Your Take: All Cash Users, Why Do You Do It?
After the recent economic meltdown, a lot of people decided to cut up their credit cards and go to an all cash lifestyle.
Whether it was self-preservation or just anti-big banks, a movement that started at least a decade ago has really picked up steam and been the subject of a lot of press lately.
I’m a big fan of credit cards, for all of their conveniences, and it’s sometimes harder for me to see the reasons for going all cash, but I know that there are plenty.
If you think I’m here to say “learn to use credit card responsibly and you get all the benefits!” – I’m not. First, I’m not so arrogant that I think I should ever tell you what to do. Second, I recognize what credit cards are and the reality that they aren’t for everyone.

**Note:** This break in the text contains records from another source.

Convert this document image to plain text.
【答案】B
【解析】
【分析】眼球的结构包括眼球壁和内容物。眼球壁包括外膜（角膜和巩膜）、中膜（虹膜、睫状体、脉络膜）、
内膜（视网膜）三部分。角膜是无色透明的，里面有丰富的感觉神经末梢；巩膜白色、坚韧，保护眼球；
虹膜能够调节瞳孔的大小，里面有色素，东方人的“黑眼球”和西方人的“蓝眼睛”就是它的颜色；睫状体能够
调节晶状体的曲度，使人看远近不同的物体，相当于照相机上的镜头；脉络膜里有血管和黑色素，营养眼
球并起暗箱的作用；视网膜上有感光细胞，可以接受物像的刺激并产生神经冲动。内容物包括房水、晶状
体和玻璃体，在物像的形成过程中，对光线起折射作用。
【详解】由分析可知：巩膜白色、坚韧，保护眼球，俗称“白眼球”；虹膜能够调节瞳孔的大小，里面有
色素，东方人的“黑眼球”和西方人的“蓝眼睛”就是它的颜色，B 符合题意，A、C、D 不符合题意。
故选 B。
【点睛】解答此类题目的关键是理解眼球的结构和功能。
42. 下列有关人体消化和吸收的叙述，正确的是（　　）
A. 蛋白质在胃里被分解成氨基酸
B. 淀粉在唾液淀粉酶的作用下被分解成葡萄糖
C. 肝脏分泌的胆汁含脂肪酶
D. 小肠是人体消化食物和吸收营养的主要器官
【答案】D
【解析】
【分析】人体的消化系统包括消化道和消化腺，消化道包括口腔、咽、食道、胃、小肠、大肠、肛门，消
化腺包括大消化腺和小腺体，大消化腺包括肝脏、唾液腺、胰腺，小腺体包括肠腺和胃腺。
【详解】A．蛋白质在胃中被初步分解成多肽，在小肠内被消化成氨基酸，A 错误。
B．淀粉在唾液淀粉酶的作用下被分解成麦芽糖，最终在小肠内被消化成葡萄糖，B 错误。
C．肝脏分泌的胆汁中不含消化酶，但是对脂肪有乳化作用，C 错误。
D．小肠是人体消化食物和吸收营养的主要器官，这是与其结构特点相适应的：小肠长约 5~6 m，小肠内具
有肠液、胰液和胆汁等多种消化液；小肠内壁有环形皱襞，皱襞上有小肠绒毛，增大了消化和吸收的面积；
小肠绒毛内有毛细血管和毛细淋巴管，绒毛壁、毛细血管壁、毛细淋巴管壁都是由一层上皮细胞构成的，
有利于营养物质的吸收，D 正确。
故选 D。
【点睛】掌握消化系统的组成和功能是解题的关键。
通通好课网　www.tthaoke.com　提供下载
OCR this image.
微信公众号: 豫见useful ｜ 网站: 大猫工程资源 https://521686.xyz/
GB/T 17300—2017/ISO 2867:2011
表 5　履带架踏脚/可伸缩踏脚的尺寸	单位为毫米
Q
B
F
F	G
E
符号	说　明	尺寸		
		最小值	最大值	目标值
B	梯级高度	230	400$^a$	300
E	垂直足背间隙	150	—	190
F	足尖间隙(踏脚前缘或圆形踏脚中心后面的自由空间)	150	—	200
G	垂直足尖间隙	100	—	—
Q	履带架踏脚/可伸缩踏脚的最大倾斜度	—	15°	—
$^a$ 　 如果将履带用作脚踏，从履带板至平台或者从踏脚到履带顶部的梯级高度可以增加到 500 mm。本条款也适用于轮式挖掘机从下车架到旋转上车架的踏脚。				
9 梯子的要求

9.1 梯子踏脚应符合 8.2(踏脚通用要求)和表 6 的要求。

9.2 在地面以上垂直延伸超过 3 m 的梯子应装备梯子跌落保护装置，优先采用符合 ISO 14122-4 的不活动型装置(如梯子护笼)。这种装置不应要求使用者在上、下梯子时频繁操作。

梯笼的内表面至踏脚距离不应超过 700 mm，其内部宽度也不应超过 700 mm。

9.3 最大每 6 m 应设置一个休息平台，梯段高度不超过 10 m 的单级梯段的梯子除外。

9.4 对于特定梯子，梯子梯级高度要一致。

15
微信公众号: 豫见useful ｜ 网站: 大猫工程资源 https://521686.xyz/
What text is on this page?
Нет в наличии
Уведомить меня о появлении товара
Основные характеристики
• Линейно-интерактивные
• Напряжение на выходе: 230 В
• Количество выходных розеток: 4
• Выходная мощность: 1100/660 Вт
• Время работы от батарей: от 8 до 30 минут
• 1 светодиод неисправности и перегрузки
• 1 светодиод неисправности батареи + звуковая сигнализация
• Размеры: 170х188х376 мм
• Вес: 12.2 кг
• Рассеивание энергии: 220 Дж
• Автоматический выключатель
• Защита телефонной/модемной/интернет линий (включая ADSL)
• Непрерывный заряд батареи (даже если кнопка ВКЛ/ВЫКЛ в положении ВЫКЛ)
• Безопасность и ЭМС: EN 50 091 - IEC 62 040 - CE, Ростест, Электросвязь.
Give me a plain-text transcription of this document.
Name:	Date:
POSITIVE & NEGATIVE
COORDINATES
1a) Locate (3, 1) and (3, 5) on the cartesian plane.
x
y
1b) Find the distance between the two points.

Credit cards can be a very useful financial tool and they can be a very dangerous financial tool. The fact that there are people with $10,000 in credit card, let alone $20,000 or $50,000, is a sign that credit cards can be far more dangerous than they are helpful.
A lot of personal finance writers like to liken it to a tool like a shovel or a hammer. I think that gives credit cards too much, well, credit. I think credit cards are more like alcohol. When used responsibly, both can make life easier and more entertaining (though neither are required for a more entertaining life).
When used irresponsibly, the results are disastrous. Having $10,000 in credit card debt isn’t like accidentally hitting your finger with a hammer, it’s more like waking up hugging a toilet after a night you can’t remember.
People get addicted to charging everything to plastic, much like they are addicted to alcohol, no one is addicted to digging holes in the ground with a shovel.
That said, I can’t imagine going to an all cash lifestyle but I want to better understand why some people choose to be that way. If you’re an all cash adherent, please share your experiences and your motivations! If you’re not, tell us what you feel about going all cash and why you choose to use credit.